This message was delivered by Ursula Mueller, the Assistant Secretary-General for Humanitarian Affairs, to the final Leadership Roundtable of the Global South-South Development Expo 2017, which is under way in Antalya, Turkey.

“Southern actors respond as donors, hosts, operational and technical partners. They lend a crucial perspective for oftentimes they have faced similar challenges and know all too well that saving lives is just the first of many steps,” said Ms. Mueller as she co-chaired the discussion, under the theme ‘South-South Cooperation for Peace, Prosperity and Partnership: From Delivering Aid to Ending Need – Advancing the 2030 Agenda in Crisis Contexts.’

Ms. Mueller is participating in the 2017 Global Expo along with other senior UN officials, government ministers, national development agency directors, and civil society representatives, who have gathered to share innovative local solutions and push for scaling up concrete initiatives from the Global South to achieve the 2030 Agenda and its 17 Sustainable Development Goals (SDGs).

“South-South Cooperation is about saving livelihoods and sustainable solutions. It is about offering a helping hand to nations as equal partners. And it is about sharing experiences and lessons learned, knowledge and technical expertise,” noted Ms. Mueller, who is also the UN Deputy Emergency Relief Coordinator.

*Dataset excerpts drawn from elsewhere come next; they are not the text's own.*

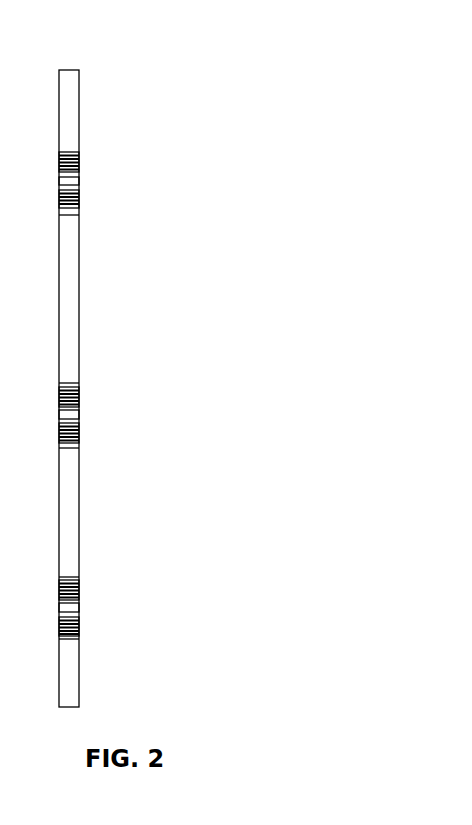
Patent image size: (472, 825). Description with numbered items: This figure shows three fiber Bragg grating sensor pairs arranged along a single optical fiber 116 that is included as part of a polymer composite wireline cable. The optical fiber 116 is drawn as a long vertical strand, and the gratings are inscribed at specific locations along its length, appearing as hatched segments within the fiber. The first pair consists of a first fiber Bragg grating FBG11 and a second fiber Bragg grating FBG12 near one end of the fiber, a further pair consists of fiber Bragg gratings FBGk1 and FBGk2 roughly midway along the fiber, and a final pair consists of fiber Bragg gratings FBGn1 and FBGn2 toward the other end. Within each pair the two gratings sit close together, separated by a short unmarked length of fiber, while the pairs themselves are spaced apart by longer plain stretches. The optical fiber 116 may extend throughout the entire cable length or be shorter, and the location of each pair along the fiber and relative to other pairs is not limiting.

The optical fiber 116 is at (124, 388).
The fiber Bragg grating FBG11 is at (114, 166).
The fiber Bragg grating FBG12 is at (114, 201).
The fiber Bragg grating FBGk1 is at (113, 397).
The fiber Bragg grating FBGk2 is at (113, 436).
The fiber Bragg grating FBGn1 is at (114, 592).
The fiber Bragg grating FBGn2 is at (114, 629).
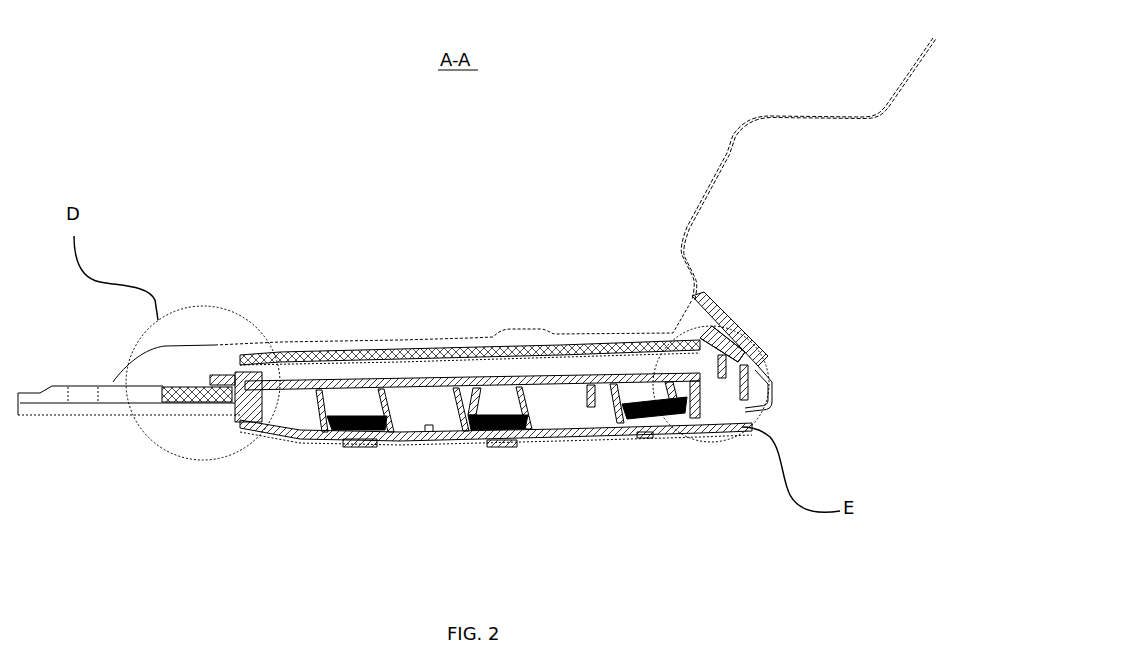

This year, the UN global humanitarian appeal reached $24 billion to help 145 million people. “Even though donors contributed $11 billion so far this year, the funding gap remains wide,” warned Ms. Mueller.

Nine UN agencies, with support from the World Bank, adopted the New Way of Working at the Istanbul World Humanitarian Summit in May 2016.

“The New Way of Working aims to transcend the divide between short-term humanitarian action and long-term development by fostering closer collaboration between humanitarian and development actors in fragile contexts – where conditions allow – so that we not only save lives, but also reduce need and build resilience,” emphasized Ms. Mueller.

Following her visit to Antalya, Ms. Mueller will go to Gaziantep, the largest and most populous city in southern Turkey, which has hosted hundreds of thousands of refugees who have fled from Syria.

“In Gaziantep, I will have opportunity to see close to the Syrian border how the humanitarian operation is working,” Ms. Mueller told UN News.

“There are still 13 million people in urgent need of humanitarian assistance inside Syria. We as humanitarians have to keep every possibility open for access to Syrians inside Syria. And we are grateful for the support by the Turkish Government to enable cross-border operations,” she said.

In 2016, Turkey was the world’s second largest humanitarian donor and most generous country in terms of ratio to its national income, spending $6 billion on humanitarian assistance. Turkey now hosts 3.2 million refugees from Syria.

Ms. Mueller met Turkish Foreign Minister Mevlüt Çavusoglu in Antalya on the first day of the Global Expo and said the meeting provided an opportunity to thank the Turkish Government and Turkish people […] I commend them for the services, the protection they provide for the Syrian refuges,” she stated.

“With the Foreign Minister, I also raised the extension of Security Council resolution 2165 (2014) that provides modality to deliver humanitarian assistance into Syria from Turkey. This is a very important way and entry point of humanitarian assistance into Syria. And it depends on the extension of the resolution. And I was requesting the Foreign Minister to use his influence and good efforts that he will do everything that is possible to support the extension of this resolution,” she explained.

On Tuesday, Ms. Mueller also visited Ankara, the capital city of Turkey, to meet with senior officials and Presidents of Turkish Red Crescent and AFAD, both of which have been playing an active role in providing humanitarian assistance in several the world’s humanitarian crises, including in Syria.